'Adding real assets enhances potential diversification, inflation protection and risk-adjusted return of the overall strategy,' explains Manulife Investment Management's Michael Banfield

Manulife is moving to expand the menu of investment options available to defined contribution (DC) plan members in Canada by incorporating real assets into its target date fund offerings, a space traditionally reserved for the country’s largest institutional investors.
Real assets, like real estate, infrastructure, farmland, and timberland, have long been the domain of defined benefit (DB) plans, endowments, and pension giants. Michael Banfield believes that exclusivity is something his team is working to change. Unlike financial securities that are based on intangible contractual rights, real assets are physical and tangible, which Banfield sees as a key differentiator.
“Real asset exposure has been the domain of defined benefit plans for over 50 years,” said Banfield, head of Canada retirement investment product and head of global retirement investment partnerships at Manulife Investment Management. “DC plan members and plan sponsors have been left to the side, not able to access these asset classes for a variety of reasons.”
Those reasons have historically included scale, cost, liquidity constraints, and governance challenges. But Banfield believes the time has come for real assets to play a central role in DC portfolios, especially given how most Canadians invest for retirement today.
Asked why Manulife chose this moment to launch its Manulife Real Asset Pooled Fund, Banfield underscored that “it’s long overdue,” crediting years of behind-the-scenes discussions with sponsors, advisors, and consultants for driving the decision, as well as growing pressure to modernize DC offerings.
Banfield sees the democratization of private markets not as a trend, but as a shift in the core asset mix for Canadian retirement plans.
“This is the next big asset class,” he said. “This isn’t a phase that we’re going through. This is the next asset class beside fixed income and equities that everyone will have going forward.”
That solution centers on target date funds. As Banfield explained, the firm has introduced a real asset allocation into select vintages of its target date suite products that now dominate DC plan flows across the country. Banfield argues that this design provides a structural workaround to the usual liquidity and access issues that have long kept private assets out of reach for the average retirement investor.
“If you look at the Canadian retirement market, most flows are going into target date solutions, so most Canadian plan members probably use a target date solution and are shut out.
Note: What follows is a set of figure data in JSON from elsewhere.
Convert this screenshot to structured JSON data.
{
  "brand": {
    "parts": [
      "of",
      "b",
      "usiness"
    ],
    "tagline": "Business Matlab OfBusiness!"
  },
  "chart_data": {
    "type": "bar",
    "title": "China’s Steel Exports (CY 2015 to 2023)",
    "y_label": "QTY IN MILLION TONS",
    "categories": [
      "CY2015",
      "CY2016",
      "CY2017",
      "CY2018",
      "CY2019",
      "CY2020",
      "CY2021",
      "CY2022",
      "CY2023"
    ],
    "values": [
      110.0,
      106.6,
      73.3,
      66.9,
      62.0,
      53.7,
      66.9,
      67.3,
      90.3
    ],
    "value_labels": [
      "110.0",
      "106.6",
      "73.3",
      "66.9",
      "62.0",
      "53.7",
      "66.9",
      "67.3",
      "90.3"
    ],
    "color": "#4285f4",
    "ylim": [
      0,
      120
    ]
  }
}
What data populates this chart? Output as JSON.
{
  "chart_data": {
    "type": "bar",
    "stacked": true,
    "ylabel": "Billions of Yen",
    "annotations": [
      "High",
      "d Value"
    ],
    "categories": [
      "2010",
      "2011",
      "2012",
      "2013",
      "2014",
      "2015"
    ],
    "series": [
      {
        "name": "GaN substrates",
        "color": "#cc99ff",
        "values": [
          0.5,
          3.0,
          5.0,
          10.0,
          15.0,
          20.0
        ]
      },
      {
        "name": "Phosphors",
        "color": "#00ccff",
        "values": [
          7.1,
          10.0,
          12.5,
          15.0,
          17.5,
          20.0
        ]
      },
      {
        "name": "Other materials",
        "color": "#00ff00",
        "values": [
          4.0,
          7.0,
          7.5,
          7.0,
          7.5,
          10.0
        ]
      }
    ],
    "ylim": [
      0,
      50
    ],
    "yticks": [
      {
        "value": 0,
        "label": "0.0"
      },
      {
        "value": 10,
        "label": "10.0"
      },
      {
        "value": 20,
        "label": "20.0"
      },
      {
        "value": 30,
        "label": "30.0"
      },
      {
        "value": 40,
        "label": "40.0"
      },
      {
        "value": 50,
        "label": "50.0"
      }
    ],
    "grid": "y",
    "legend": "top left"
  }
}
We've found a way to integrate private assets into the solution that a vast majority of Canadian plan members are already utilizing. It just enhances the target date fund design.”
His rationale hinges on diversification as DC portfolios have historically focused on stocks and bonds, but real assets, Banfield argues, bring different characteristics to the table, highlighting lower correlation to public markets, potential inflation protection, and more consistent long-term returns.
“Adding real assets enhances potential diversification, inflation protection and risk-adjusted return of the overall strategy,” he said.
In that sense, Banfield disagrees with the view that private market investments are inherently too illiquid for retirement portfolios. He noted that Manulife’s approach includes a 20 per cent weighting to liquid public real assets, such as REITs and global bonds, to manage redemption activity. Meanwhile, embedding the real asset fund within a broader multi-asset framework helps smooth out liquidity risk across the product.
“At a plan member level, the fund offers daily liquidity,” he said. “At a plan sponsor level, there are redemption notification periods that a sponsor would have to adhere to.”
Still, he acknowledged that concerns remain noting one of the most common misconceptions is that real assets are prohibitively expensive.
“That’s partially true,” he said. “But we found a way to embed it within our target date solution while still keeping the overall price of the target date solution low.”
Education, he added, is key.
“We have to spend some time educating folks. As much as people were saying they want access to private assets, we have to make sure that we educate people on how to properly get access to this,” he said, adding that some investors hear “private markets” and immediately expect outsized returns, a misperception he’s quick to challenge.
“That’s not the reality of what private assets do. It really is a diversification vehicle and an inflation protection vehicle,” he said.
Banfield believes that DC plans risk falling behind, pointing to a structural imbalance in the Canadian retirement landscape. While DB plans have long had the tools to deploy capital into timberland or cranberry farms, the average DC plan member has been stuck with mutual funds and ETFs tied to public markets. The gap, he said, is not in capital but in design.
“Smaller DC plans often lack the scale, governance, and operational capacity to manage these investments on their own,” he said. “Embedding private assets within a target date fund structure helps mitigate these issues.”